How to pass variables through the widget script?

This tutorial shows you how your chatbot can tap directly into your website’s data to:

  • Personalize conversations: Greet users by name when they’re logged into their account.
  • Boost conversions: Remind shoppers how many items they have in their cart—and what they are.
  • Power dynamic logic: Send a unique customer ID so your bot can call an external API and fetch loyalty points, order status, or plan details.

In short, this feature let you take any piece of info from your site and feed it straight into your ViaSay chatbot—turning static bots into context-aware assistants that drive engagement and satisfaction.


How it works ?


To do so, you will use a User channel variables. Once created, they behave like any other Custom Variable across the ViaSay platform—usable in flows, conditions, and messages.

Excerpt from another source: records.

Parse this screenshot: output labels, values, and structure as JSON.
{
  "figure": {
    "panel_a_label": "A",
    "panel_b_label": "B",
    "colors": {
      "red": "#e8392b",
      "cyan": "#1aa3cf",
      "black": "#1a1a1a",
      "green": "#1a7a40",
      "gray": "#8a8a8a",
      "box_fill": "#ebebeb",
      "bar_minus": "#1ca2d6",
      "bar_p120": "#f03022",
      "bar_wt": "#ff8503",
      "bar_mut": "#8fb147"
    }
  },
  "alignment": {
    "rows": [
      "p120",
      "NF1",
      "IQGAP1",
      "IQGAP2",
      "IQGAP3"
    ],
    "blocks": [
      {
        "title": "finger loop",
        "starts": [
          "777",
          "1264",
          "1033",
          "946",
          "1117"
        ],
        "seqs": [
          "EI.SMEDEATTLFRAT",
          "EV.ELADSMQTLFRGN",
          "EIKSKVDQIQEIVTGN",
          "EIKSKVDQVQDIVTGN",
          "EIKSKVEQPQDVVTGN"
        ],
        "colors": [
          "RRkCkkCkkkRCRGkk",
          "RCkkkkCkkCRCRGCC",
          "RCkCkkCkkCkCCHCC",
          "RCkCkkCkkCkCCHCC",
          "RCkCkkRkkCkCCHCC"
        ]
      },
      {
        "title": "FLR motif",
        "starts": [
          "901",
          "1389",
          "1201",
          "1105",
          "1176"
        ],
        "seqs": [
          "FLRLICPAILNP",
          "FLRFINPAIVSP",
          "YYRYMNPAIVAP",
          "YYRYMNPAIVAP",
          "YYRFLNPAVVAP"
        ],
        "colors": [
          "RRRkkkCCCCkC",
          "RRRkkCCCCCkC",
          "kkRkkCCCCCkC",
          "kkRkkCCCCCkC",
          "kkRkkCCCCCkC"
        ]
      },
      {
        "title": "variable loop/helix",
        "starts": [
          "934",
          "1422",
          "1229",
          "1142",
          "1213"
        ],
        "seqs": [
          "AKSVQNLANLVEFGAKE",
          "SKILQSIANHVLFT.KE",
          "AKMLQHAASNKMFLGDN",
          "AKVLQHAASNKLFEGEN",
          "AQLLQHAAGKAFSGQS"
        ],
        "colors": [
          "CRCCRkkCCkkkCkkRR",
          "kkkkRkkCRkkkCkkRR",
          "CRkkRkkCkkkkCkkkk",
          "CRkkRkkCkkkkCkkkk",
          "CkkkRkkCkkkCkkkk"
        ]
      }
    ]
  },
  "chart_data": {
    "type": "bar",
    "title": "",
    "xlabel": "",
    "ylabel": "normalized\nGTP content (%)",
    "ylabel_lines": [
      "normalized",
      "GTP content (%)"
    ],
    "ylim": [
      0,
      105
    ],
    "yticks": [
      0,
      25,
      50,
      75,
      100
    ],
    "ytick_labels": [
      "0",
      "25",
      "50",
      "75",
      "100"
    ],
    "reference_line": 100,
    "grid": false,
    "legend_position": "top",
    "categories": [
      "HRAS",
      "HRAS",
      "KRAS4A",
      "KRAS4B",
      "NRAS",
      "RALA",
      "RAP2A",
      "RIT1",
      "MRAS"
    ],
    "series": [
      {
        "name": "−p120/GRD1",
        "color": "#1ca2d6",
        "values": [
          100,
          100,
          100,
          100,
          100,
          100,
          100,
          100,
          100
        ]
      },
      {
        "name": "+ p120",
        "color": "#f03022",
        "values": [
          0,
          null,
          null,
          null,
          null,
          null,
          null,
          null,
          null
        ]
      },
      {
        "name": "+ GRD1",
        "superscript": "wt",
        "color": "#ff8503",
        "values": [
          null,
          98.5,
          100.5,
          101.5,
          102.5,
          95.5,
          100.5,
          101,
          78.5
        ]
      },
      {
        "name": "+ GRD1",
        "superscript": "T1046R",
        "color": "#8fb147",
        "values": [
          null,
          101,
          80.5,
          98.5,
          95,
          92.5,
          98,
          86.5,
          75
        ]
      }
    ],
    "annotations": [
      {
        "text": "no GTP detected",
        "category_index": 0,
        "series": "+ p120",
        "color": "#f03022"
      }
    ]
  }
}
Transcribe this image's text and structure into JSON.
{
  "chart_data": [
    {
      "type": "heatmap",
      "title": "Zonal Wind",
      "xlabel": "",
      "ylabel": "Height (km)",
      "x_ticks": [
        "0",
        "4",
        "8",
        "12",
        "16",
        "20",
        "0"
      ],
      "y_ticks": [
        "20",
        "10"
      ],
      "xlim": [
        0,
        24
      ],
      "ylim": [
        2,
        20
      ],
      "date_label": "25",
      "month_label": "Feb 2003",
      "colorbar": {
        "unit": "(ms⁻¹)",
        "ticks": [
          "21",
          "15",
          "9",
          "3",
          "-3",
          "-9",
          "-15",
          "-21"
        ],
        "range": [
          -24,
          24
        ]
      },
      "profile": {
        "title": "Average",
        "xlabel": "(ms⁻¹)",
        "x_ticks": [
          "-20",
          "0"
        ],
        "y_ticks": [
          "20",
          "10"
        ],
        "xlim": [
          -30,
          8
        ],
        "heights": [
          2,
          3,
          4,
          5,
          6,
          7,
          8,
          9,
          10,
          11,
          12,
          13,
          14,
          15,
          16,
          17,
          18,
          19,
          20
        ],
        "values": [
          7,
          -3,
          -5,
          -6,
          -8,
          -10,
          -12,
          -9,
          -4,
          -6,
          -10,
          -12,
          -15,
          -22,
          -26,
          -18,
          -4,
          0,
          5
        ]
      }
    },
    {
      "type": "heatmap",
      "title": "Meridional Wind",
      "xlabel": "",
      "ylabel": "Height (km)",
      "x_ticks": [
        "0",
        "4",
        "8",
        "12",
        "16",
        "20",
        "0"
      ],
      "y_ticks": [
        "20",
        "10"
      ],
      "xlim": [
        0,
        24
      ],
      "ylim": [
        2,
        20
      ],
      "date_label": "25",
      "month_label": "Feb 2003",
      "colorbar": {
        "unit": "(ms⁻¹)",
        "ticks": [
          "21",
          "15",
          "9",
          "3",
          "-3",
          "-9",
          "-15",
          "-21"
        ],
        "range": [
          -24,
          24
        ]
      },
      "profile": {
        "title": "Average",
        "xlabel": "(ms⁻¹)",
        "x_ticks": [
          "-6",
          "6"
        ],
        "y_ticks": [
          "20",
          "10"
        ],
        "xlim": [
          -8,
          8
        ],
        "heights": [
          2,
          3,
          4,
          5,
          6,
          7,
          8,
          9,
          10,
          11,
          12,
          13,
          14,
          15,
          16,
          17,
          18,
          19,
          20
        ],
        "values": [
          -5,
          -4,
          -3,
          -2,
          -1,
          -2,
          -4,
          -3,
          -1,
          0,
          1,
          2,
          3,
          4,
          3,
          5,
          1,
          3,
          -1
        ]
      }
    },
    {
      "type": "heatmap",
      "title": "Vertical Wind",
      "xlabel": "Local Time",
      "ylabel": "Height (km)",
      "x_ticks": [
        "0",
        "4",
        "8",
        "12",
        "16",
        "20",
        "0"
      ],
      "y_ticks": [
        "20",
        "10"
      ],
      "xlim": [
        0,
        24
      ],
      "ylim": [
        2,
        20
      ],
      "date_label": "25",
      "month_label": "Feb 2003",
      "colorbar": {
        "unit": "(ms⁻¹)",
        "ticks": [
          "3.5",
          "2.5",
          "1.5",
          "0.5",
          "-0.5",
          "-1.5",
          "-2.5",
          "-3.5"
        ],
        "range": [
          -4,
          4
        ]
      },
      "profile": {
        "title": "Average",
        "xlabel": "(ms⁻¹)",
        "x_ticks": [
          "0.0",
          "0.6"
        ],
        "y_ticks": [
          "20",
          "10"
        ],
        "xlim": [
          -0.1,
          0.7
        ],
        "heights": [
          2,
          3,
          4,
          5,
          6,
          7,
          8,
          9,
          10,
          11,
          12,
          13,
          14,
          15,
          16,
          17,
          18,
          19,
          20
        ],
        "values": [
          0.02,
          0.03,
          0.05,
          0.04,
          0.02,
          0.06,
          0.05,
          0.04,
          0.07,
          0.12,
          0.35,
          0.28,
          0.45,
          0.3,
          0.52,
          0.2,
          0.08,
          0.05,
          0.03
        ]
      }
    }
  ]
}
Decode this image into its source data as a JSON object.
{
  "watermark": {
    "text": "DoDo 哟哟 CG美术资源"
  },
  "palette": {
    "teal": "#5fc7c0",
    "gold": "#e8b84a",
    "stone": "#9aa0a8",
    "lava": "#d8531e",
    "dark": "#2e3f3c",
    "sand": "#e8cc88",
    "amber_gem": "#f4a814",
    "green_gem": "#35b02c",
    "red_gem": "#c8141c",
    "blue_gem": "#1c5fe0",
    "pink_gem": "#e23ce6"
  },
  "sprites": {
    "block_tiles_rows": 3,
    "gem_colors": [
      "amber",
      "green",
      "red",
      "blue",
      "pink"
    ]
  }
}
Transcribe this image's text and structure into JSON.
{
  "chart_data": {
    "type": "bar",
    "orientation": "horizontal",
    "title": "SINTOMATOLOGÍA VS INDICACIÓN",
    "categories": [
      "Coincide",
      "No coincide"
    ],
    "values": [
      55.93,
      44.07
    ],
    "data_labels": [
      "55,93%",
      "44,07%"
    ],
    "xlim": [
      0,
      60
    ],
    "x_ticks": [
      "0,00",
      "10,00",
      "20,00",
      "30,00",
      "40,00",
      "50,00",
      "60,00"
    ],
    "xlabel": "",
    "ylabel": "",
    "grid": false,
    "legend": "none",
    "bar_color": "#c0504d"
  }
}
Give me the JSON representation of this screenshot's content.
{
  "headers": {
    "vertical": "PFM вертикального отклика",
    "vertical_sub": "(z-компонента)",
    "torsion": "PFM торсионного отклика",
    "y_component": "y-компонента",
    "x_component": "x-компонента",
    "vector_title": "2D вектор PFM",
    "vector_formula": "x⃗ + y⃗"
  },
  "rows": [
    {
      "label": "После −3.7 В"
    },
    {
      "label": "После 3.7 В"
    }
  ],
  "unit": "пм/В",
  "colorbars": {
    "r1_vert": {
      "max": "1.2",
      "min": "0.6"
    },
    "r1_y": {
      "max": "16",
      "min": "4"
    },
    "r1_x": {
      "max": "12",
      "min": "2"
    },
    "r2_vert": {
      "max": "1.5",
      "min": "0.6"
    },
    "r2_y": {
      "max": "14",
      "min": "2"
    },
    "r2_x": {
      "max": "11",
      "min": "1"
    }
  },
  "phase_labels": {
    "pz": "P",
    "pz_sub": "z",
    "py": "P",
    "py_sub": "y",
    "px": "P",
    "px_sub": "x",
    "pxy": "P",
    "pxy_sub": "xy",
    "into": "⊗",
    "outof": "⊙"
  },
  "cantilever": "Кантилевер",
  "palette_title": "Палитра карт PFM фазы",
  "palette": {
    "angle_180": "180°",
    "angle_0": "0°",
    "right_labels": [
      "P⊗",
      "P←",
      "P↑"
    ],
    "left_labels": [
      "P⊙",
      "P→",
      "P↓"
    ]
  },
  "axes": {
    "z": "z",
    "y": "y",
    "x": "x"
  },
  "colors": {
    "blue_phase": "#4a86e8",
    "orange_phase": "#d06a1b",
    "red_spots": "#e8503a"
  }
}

You “push” values from your webpage into the bot by setting HTML attributes on the <destygo-webchat> element.


Step 1 : Create a User Channel Variable


In the ViaSay platform, navigate to Build → Variables → User channel.

Click Create variable, select User channel variable, then enter a Variable Name (e.g. user_firstname) and add an optional Description.


When saved, your variable appears in the list—ready for use in any flow, condition, or message.


Step 2 : Pass variables through your HTML integration snippet


You’ll modify the standard widget embed code to include your variables.

First, copy the widget embed code found under Integrate → Channels → ViaSay Widget.


To pass data from your site into the chatbot, you simply add extra setAttribute calls before appending the widget.

Each call takes a key (the name of your User Channel Variable) and a value (either a hard-coded string or a JavaScript variable).

<script>
   var widget = document.createElement("destygo-webchat");
   widget.setAttribute('id', "destygo_widget");
   widget.setAttribute('class', "destygo_widget");

   widget.setAttribute('key', "value"); <---- VALUE TO ADD
   
   widget.setAttribute('token', "here_is_your_widget_token");
   document.body.appendChild(widget);
</script>

For example, if you want to pass the visitor’s name, their ID and their subscription plan, you would update the snippet like this:

<script>
	var widget = document.createElement("destygo-webchat");
  widget.setAttribute('id', "destygo_widget");
  widget.setAttribute('class', "destygo_widget");
  widget.setAttribute('token', "217e439c-7832-4d80-535c-10125655c5d5");
  widget.setAttribute('chatter_name', chatter_name);
  widget.setAttribute('client_id', client_id);
  widget.setAttribute('client_plan', client_plan);
</script>

Remember that attribute names are case-sensitive and must be all lowercase (so chatter_name works, but Chatter_Name does not). That’s it—once this is in place, your bot will receive chatter_name, client_id and client_plan as variables you can reference throughout your Flow Builder.


Step 3 : Use the variable in the Flow Builder


Now that your webpage is pushing live values into the chat widget, head over to the Flow Builder to see them in action. Anywhere you would normally type text, you can simply insert {{variable_name}} and ViaSay will replace it with the value you passed.


For example, in a Answer step you might write:

If you need to fetch additional data - for instance, getting the user’s latest invoice status - you can include the same variable in an API Call step. In the configuration panel on the right, drop {{client_id}} into your JSON body or URL, then map the API response to a new bot variable:

From there, add a Condition step immediately after the API call. For example, if {{payment_status}} equals "failed", you could route the conversation to a human agent; otherwise, continue with an automated confirmation message.


Let's test


Finally, always test your flow in Production—only then will your User Channel Variables be populated. Load your public webpage, trigger the chat, and verify that each {{…}} placeholder is replaced with the correct live data.


🔒

If you’re passing sensitive values (for example, user IDs or tokens) to your API, make sure to encrypt them first. For a step-by-step walkthrough on setting up encryption in your widget integration script, see our Encryption Guide.